Hace unos meses escuché una canción en la radio que me gustó, busqué el grupo que la cantaba y poco tiempo después iba canturreando las canciones de su par de discos publicados, encantada de la vida y bien contenta de haber encontrado algunas canciones más que aprenderme y con las que acompanyarme. Cuando me enteré de que daban un concierto cerca, yo, que soy poco de ir a conciertos, decidí que esta vez sí, y después de convencer a un amigo para que fuera conmigo, allí que nos plantamos el día fijado, con tiempo más que de sobra.

Una vez allí nos dimos cuenta de que no parecía que fuéramos el público mayoritario de ese grupo, no. Porque lo que abundaba allí eran adolescentes con las hormonas por las nubes y el pavo pelín subido, muy gritonas -pero no de las letras de las canciones, no, gritonas sin más-, que intentaban esconder la bebida que llevaban dentro de sus cazadoras de las formas más peregrinas, ya que al recinto no se podía entrar con comida o bebida de fuera.

En fin, ese día llovió y el concierto se suspendió, y para cuando finalmente se celebró, mi amigo y yo nos habíamos aprendido un poco la lección: ya no intentamos llegar con tiempo y directamente nos fuimos a las gradas, donde el concierto se viviría menos intensamente pero al menos no te entraban ganas de cantarle las cuarenta a una cría que se dedica a divertirse quemando con un cigarro las cazadoras de la gente que tiene cerca, adolescente incomprendida, cuánto dolor.

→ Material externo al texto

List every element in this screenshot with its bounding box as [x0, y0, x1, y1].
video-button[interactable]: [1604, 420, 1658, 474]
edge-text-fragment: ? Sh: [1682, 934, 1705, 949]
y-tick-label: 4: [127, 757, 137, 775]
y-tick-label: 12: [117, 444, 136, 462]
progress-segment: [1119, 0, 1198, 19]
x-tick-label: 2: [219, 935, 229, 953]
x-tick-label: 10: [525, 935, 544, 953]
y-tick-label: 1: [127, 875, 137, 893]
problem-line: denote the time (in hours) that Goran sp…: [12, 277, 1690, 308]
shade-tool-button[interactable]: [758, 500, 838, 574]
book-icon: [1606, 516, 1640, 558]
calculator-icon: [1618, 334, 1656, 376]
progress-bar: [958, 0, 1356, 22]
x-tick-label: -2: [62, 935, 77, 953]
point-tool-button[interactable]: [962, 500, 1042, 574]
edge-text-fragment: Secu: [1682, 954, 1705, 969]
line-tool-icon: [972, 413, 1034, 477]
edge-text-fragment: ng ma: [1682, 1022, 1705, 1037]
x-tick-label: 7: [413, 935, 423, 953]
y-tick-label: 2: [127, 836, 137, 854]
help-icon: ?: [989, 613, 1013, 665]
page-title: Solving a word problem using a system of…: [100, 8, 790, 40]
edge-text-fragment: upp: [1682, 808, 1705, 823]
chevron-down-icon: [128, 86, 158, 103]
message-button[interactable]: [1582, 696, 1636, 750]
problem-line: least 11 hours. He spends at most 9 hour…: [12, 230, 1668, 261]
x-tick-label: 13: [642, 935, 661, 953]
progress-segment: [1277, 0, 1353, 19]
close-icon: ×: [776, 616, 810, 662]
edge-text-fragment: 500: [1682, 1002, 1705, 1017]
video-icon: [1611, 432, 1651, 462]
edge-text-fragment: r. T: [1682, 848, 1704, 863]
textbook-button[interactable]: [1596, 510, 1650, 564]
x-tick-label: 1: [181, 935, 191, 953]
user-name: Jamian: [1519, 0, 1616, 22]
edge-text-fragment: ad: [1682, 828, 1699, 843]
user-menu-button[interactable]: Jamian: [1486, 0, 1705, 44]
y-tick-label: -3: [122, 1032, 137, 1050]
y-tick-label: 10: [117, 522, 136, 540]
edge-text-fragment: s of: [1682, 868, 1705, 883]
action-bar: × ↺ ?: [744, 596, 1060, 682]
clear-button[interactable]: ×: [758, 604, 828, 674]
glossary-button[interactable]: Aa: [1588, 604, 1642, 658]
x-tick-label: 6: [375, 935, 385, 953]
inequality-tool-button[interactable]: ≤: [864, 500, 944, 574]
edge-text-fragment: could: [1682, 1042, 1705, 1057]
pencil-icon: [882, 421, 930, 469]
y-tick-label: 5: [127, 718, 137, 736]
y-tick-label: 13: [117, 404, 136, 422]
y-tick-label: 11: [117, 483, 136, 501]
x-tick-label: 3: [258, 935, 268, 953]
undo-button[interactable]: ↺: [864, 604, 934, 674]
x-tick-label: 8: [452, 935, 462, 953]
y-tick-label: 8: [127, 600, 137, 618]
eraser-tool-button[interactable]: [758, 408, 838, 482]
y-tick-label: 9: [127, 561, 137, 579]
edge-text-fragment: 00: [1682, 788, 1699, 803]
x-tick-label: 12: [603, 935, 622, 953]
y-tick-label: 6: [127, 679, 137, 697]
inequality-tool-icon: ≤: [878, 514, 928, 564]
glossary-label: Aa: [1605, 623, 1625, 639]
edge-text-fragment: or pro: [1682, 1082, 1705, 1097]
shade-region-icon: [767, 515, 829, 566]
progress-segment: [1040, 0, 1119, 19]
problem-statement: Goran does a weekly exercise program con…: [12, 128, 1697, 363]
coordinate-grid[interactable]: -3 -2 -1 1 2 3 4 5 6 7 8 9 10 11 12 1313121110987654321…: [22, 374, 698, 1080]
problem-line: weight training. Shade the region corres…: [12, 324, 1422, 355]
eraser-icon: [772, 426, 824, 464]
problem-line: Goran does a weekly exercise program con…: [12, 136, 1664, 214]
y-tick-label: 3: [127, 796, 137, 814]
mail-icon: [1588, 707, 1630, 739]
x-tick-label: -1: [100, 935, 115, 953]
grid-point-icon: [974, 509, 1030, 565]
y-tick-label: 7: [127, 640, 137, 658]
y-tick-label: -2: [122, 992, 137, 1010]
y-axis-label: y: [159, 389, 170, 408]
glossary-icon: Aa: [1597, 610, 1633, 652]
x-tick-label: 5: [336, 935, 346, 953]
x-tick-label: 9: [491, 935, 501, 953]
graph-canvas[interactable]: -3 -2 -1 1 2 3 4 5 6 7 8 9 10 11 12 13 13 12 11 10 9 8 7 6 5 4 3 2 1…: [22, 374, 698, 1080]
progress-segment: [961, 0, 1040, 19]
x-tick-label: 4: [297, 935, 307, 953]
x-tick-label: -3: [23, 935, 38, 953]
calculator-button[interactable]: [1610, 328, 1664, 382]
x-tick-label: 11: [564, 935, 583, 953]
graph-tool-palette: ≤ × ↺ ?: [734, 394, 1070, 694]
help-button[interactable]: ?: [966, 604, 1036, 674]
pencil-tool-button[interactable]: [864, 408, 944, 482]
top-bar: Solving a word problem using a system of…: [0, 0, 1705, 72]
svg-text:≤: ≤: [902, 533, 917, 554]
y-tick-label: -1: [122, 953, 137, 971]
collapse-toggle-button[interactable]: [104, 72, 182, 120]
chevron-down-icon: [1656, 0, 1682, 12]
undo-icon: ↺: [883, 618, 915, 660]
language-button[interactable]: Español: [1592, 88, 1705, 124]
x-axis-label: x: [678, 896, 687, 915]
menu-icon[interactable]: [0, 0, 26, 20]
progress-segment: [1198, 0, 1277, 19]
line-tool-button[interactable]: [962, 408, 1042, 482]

Para un grupo nuevo que conozco que me llama la atención lo suficiente como para hacerme ir a un concierto, descubro que es el grupo adorado por muchachas quinceanyeras con las hormonas desatadas. Pero eso no es todo... hace unos días, en una zapatería, vi un modelo que me gustó mucho y me acerqué para verlo mejor... pues sí, el cartel de al lado decía algo así como: ¡llévate las zapatillas de tus ídolos de Física o Química*!

Y... me las llevé. Ains, que hasta en la caja de cartón donde venían aparecía el logo de la serie, para que no tenga duda de que luzco unas auténticas zapatillas Física o Química. ¡Ya puedo vestir como "mis ídolos"! Diox mío, está visto que mis gustos tienden al quinceanyerismo total... ¿estaré viviendo una segunda adolescencia?

*Por si alguien no la conoce, es una serie de TV que echan por estos lares, tipo Al Salir de Clase (que fue la que yo pillé en mi época), que se desarrolla en un instituto y que, supongo, tendrá como protagonistas a adolescentes de hormonas desatadas que se lían y deslían continuamente entre sí.